Management has ignored their proposals. Not only did they reject every one of the musician’s proposals, they are now ignoring a prominent and powerful mediator, former Senator George F. Mitchell.

From the facebook group “Musicians of the Minnesota Orchestra”:

Eleven months ago, the MOA locked out the Musicians of the Minnesota Orchestra. When our audience rose up and decried the lockout, the MOA locked out the audience. When major donors objected to to the lockout, the MOA locked out the donors.

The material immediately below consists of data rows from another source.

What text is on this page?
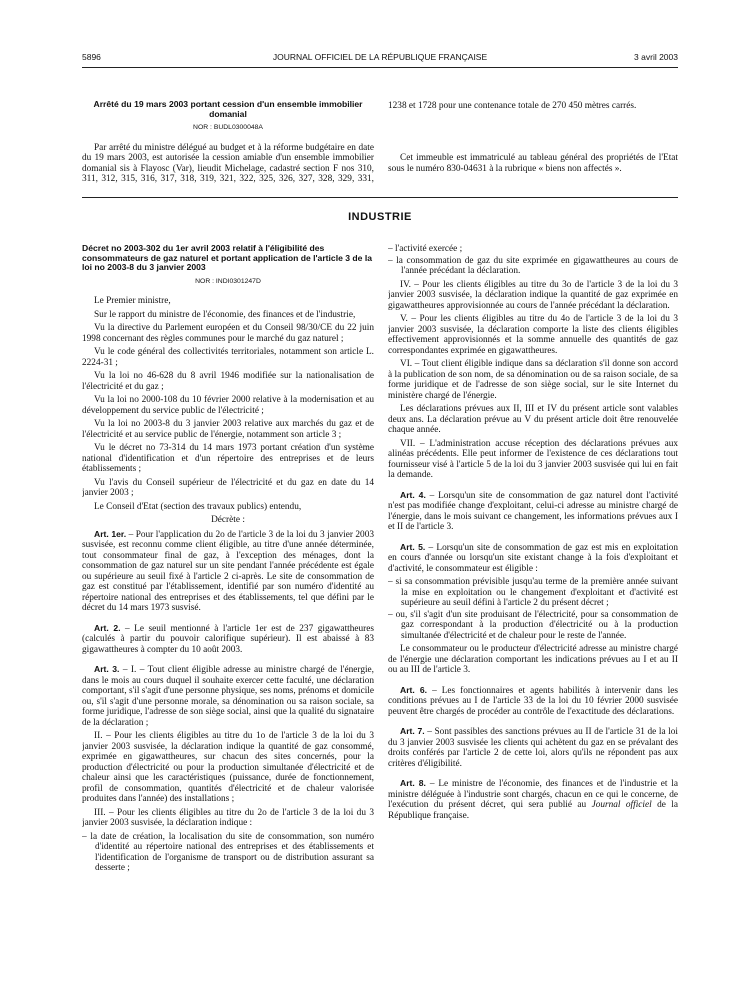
5896	JOURNAL OFFICIEL DE LA RÉPUBLIQUE FRANÇAISE	3 avril 2003
Arrêté du 19 mars 2003 portant cession d'un ensemble immobilier domanial
NOR : BUDL0300048A

Par arrêté du ministre délégué au budget et à la réforme budgétaire en date du 19 mars 2003, est autorisée la cession amiable d'un ensemble immobilier domanial sis à Flayosc (Var), lieudit Michelage, cadastré section F nos 310, 311, 312, 315, 316, 317, 318, 319, 321, 322, 325, 326, 327, 328, 329, 331,

1238 et 1728 pour une contenance totale de 270 450 mètres carrés.

Cet immeuble est immatriculé au tableau général des propriétés de l'Etat sous le numéro 830-04631 à la rubrique « biens non affectés ».

INDUSTRIE
Décret no 2003-302 du 1er avril 2003 relatif à l'éligibilité des consommateurs de gaz naturel et portant application de l'article 3 de la loi no 2003-8 du 3 janvier 2003
NOR : INDI0301247D

Le Premier ministre,

Sur le rapport du ministre de l'économie, des finances et de l'industrie,

Vu la directive du Parlement européen et du Conseil 98/30/CE du 22 juin 1998 concernant des règles communes pour le marché du gaz naturel ;

Vu le code général des collectivités territoriales, notamment son article L. 2224-31 ;

Vu la loi no 46-628 du 8 avril 1946 modifiée sur la nationalisation de l'électricité et du gaz ;

Vu la loi no 2000-108 du 10 février 2000 relative à la modernisation et au développement du service public de l'électricité ;

Vu la loi no 2003-8 du 3 janvier 2003 relative aux marchés du gaz et de l'électricité et au service public de l'énergie, notamment son article 3 ;

Vu le décret no 73-314 du 14 mars 1973 portant création d'un système national d'identification et d'un répertoire des entreprises et de leurs établissements ;

Vu l'avis du Conseil supérieur de l'électricité et du gaz en date du 14 janvier 2003 ;

Le Conseil d'Etat (section des travaux publics) entendu,

Décrète :

Art. 1er. – Pour l'application du 2o de l'article 3 de la loi du 3 janvier 2003 susvisée, est reconnu comme client éligible, au titre d'une année déterminée, tout consommateur final de gaz, à l'exception des ménages, dont la consommation de gaz naturel sur un site pendant l'année précédente est égale ou supérieure au seuil fixé à l'article 2 ci-après. Le site de consommation de gaz est constitué par l'établissement, identifié par son numéro d'identité au répertoire national des entreprises et des établissements, tel que défini par le décret du 14 mars 1973 susvisé.

Art. 2. – Le seuil mentionné à l'article 1er est de 237 gigawattheures (calculés à partir du pouvoir calorifique supérieur). Il est abaissé à 83 gigawattheures à compter du 10 août 2003.

Art. 3. – I. – Tout client éligible adresse au ministre chargé de l'énergie, dans le mois au cours duquel il souhaite exercer cette faculté, une déclaration comportant, s'il s'agit d'une personne physique, ses noms, prénoms et domicile ou, s'il s'agit d'une personne morale, sa dénomination ou sa raison sociale, sa forme juridique, l'adresse de son siège social, ainsi que la qualité du signataire de la déclaration ;

II. – Pour les clients éligibles au titre du 1o de l'article 3 de la loi du 3 janvier 2003 susvisée, la déclaration indique la quantité de gaz consommé, exprimée en gigawattheures, sur chacun des sites concernés, pour la production d'électricité ou pour la production simultanée d'électricité et de chaleur ainsi que les caractéristiques (puissance, durée de fonctionnement, profil de consommation, quantités d'électricité et de chaleur valorisée produites dans l'année) des installations ;

III. – Pour les clients éligibles au titre du 2o de l'article 3 de la loi du 3 janvier 2003 susvisée, la déclaration indique :

– la date de création, la localisation du site de consommation, son numéro d'identité au répertoire national des entreprises et des établissements et l'identification de l'organisme de transport ou de distribution assurant sa desserte ;
– l'activité exercée ;
– la consommation de gaz du site exprimée en gigawattheures au cours de l'année précédant la déclaration.

IV. – Pour les clients éligibles au titre du 3o de l'article 3 de la loi du 3 janvier 2003 susvisée, la déclaration indique la quantité de gaz exprimée en gigawattheures approvisionnée au cours de l'année précédant la déclaration.

V. – Pour les clients éligibles au titre du 4o de l'article 3 de la loi du 3 janvier 2003 susvisée, la déclaration comporte la liste des clients éligibles effectivement approvisionnés et la somme annuelle des quantités de gaz correspondantes exprimée en gigawattheures.

VI. – Tout client éligible indique dans sa déclaration s'il donne son accord à la publication de son nom, de sa dénomination ou de sa raison sociale, de sa forme juridique et de l'adresse de son siège social, sur le site Internet du ministère chargé de l'énergie.

Les déclarations prévues aux II, III et IV du présent article sont valables deux ans. La déclaration prévue au V du présent article doit être renouvelée chaque année.

VII. – L'administration accuse réception des déclarations prévues aux alinéas précédents. Elle peut informer de l'existence de ces déclarations tout fournisseur visé à l'article 5 de la loi du 3 janvier 2003 susvisée qui lui en fait la demande.

Art. 4. – Lorsqu'un site de consommation de gaz naturel dont l'activité n'est pas modifiée change d'exploitant, celui-ci adresse au ministre chargé de l'énergie, dans le mois suivant ce changement, les informations prévues aux I et II de l'article 3.

Art. 5. – Lorsqu'un site de consommation de gaz est mis en exploitation en cours d'année ou lorsqu'un site existant change à la fois d'exploitant et d'activité, le consommateur est éligible :

– si sa consommation prévisible jusqu'au terme de la première année suivant la mise en exploitation ou le changement d'exploitant et d'activité est supérieure au seuil défini à l'article 2 du présent décret ;
– ou, s'il s'agit d'un site produisant de l'électricité, pour sa consommation de gaz correspondant à la production d'électricité ou à la production simultanée d'électricité et de chaleur pour le reste de l'année.

Le consommateur ou le producteur d'électricité adresse au ministre chargé de l'énergie une déclaration comportant les indications prévues au I et au II ou au III de l'article 3.

Art. 6. – Les fonctionnaires et agents habilités à intervenir dans les conditions prévues au I de l'article 33 de la loi du 10 février 2000 susvisée peuvent être chargés de procéder au contrôle de l'exactitude des déclarations.

Art. 7. – Sont passibles des sanctions prévues au II de l'article 31 de la loi du 3 janvier 2003 susvisée les clients qui achètent du gaz en se prévalant des droits conférés par l'article 2 de cette loi, alors qu'ils ne répondent pas aux critères d'éligibilité.

Art. 8. – Le ministre de l'économie, des finances et de l'industrie et la ministre déléguée à l'industrie sont chargés, chacun en ce qui le concerne, de l'exécution du présent décret, qui sera publié au Journal officiel de la République française.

When thousands of Minnesotans wrote, called, and e-mailed the MOA to demand an end to the lockout, the MOA barricaded itself inside its offices and locked out the entire community.

And when one of the world’s most admired and respected diplomats agreed to step in and help to mediate, the MOA rejected his carefully considered plan for moving forward, locked the mediator they had selected out of the bargaining process, and went back to issuing disingenuous press releases intended to smear the musicians and our supporters.

On this Labor Day, after eleven months without salary or health insurance, the Musicians of the Minnesota Orchestra still stand united and strong. But we also stand with our audience, with our donors, and with all those thousands of Minnesotans as we call, one more time, for the MOA to accept the mediator’s proposal, end the lockout, and stop the ongoing destruction of one of our state’s (and our country’s) great arts institutions.

It was recently revealed that two years ago the Minnesota Board deliberately purchased all domain names entitled “Save Our Orchestra” or variations on that theme. They also have ridiculed the power of blogs, prompting conductor William Eddins to call for a day of blogging, called “Labor Day Madness,” to draw attention to the dispute. His call to action is short but concise:

http://www.insidethearts.com/sticksanddrones/2013/08/30/billeddins/13974/

Support your musicians. Go to concerts. Write to the boards,–especially the Minnesota Orchestra board. Orchestras are run like businesses now, often financing expensive renovations to concert halls while simultaneously demanding that musicians take enormous pay cuts. Live music depends on YOU, our audiences. You might feel the thrill of connecting to a particular performer on stage, or feel the floor vibrate as the music swells. You don’t have to understand it, or be educated. We will move you, we will give to you, if you nurture us and help us live long lives as professional musicians.

Life. Music. Dance. And leafy greens. Life without art would be barren and soul-less. Let musicians into your life; it will help you live the long life you deserve!